Powiem Wam szczerze, że tego nie znoszę. Kompletnie do takiego świata nie pasuję i pasować nie zamierzam, czego Wam także serdecznie życzę. Życzę Wam, żebyście zawsze pamiętali, że ciężarek o nazwie ,,ALE”, to tylko wymysł, który pojawił się w naszym życiu wraz z przywiązaniem do rzeczy, pozycji i wygody. Wszystkie te rzeczy karmią tylko i wyłącznie nasze EGO. W tym czasie DUSZA krzyczy, żeby porzucić ALE i podbijać świat na milion różnych, wymyślonych, ,,nieracjonalnych” sposobów, które jak przyjdzie co do czego wymkną się totalnie – poza nasze możliwości, plany, kalkulacje. Po prostu się staną, tylko trzeba im na to pozwolić.

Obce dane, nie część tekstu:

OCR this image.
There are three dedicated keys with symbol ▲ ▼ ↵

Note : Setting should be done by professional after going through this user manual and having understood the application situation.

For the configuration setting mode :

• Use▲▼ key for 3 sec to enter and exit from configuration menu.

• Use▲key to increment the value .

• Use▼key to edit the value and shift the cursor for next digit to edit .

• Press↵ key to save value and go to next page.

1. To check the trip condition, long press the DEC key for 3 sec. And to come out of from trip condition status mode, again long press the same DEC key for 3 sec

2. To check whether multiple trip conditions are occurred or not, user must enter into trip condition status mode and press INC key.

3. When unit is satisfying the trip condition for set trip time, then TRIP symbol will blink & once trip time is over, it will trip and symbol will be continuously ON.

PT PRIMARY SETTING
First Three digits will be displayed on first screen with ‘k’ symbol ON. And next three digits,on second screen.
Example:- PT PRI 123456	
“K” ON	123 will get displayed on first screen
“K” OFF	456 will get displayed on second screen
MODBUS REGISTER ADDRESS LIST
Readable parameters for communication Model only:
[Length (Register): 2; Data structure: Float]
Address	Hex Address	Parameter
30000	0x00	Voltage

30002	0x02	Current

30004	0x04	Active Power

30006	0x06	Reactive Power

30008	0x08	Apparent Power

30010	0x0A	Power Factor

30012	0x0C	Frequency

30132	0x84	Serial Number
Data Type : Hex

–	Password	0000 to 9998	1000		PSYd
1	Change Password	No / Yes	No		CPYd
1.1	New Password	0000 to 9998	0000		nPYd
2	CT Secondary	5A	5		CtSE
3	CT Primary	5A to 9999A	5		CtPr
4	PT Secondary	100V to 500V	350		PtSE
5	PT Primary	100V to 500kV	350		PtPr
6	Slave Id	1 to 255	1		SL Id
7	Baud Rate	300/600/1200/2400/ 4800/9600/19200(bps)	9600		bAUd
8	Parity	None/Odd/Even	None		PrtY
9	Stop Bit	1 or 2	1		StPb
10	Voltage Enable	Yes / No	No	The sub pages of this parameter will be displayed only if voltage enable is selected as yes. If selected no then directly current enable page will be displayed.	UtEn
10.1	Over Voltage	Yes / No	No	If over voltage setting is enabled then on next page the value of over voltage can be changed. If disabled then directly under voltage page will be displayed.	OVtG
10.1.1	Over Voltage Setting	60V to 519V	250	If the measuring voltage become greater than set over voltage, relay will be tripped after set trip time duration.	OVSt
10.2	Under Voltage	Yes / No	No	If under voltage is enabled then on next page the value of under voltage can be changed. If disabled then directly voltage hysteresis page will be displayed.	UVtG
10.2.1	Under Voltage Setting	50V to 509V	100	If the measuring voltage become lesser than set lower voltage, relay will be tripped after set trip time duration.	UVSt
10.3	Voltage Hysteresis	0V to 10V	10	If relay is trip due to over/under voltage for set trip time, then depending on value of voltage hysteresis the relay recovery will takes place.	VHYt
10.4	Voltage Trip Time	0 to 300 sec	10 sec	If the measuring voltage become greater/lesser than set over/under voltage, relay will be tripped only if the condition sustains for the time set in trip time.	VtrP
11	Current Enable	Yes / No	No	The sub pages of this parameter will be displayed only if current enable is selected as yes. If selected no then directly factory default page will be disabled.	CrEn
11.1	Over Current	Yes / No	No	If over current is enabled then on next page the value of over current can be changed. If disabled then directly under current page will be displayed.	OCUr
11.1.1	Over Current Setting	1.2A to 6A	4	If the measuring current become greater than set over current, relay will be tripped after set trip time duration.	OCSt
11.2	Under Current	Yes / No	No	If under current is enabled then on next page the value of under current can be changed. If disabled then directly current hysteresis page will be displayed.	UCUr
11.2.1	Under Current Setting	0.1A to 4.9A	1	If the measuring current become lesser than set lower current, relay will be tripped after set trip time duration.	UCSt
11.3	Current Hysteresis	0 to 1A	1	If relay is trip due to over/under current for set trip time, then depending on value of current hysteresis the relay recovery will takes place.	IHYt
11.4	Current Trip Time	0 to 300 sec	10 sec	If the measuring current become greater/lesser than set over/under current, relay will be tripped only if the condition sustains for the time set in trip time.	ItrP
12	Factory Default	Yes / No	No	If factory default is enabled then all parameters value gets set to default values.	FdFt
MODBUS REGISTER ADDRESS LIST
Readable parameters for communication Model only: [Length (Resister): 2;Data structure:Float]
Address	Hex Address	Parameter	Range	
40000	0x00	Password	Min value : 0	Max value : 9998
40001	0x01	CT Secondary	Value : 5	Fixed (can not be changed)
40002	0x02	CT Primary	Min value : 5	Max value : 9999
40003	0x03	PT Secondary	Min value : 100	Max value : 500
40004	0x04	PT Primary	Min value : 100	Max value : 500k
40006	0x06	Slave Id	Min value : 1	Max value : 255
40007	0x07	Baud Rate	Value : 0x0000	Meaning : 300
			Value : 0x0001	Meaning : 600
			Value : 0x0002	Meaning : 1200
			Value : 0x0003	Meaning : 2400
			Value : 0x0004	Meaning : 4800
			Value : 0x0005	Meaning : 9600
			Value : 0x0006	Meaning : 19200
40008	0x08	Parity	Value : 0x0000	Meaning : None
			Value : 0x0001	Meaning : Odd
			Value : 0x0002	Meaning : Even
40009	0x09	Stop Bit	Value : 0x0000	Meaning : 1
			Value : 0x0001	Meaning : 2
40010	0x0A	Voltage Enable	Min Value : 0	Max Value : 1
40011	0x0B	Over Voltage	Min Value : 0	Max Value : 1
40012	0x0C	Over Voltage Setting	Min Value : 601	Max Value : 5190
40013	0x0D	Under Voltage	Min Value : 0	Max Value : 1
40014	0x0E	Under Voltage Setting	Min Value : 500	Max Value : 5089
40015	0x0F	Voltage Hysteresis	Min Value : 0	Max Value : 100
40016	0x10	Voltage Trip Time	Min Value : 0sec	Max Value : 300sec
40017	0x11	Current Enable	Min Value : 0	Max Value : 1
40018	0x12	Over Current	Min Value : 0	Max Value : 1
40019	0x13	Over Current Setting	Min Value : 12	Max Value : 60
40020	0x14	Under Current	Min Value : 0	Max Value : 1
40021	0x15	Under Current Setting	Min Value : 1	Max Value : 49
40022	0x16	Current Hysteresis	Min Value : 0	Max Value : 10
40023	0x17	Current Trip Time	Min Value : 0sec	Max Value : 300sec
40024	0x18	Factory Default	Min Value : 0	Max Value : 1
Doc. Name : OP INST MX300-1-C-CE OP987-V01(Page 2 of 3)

Czy to proste? NIE! Wciąż bywa tak, że boksuję się ze swoją ,,racjonalną” stroną, która podpowiada mi scenariusze, dla których coś przecież musi się nie udać. Nie zmienia to faktu, że wciąż konsekwentnie, niezależnie od wszystkiego i wszystkich pielęgnuję w sobie dziecko, które potrafi ufać, że może zdarzyć się wiele niesamowitych rzeczy. Przecież… do tej pory było ich już tyle, dlaczego coś miałoby się zmienić? :)
Pamiętajcie – marzenia muszą być lekkie. Lekkie jak ciepły, letni deszcz, który spotkamy w naszym wymarzonym miejscu. Lekkie jak pierwszy pocałunek wyczekanej miłości. Lekkie jak uśmiech, który pojawi się na Twojej twarzy, kiedy nagle zrozumiesz, że się udało. Lekkie i niebciążone żadnym ALE, ponieważ niezależnie od wszelkich ,,racjonalnych” BZDUR (tak, bzdur!) mamy prawo oderwać się od ziemi i frunąć po to, co uszczęśliwia nas najbardziej.
Bo życie mamy tylko jeden raz… TERAZ ;)
2 comments
Ten wpis jest po prostu piękny!. To ALE t o nie tylko marzenia, myślę że odnosi się do życia w ogóle, uczucia obowiązku, stressu i braku wiary w siebie. Powiem jedno to jest przepis na udane życie na co dzień, by się w niczym nigdy nie ograniczać. Taka esencja !. Zacznij nagrywać filmy, krótkie felietony!!. Antydepresanty.
Dziś swoim tekstem mi pomogłaś!!!. Jeśli zwątpię albo powróci ALE to czytam to jeszcze raz!
Marti… to jest najpiękniejsza recenzja jaką kiedykolwiek dostałam :) dziękuję !!!!! I wracaj, wracaj często!!!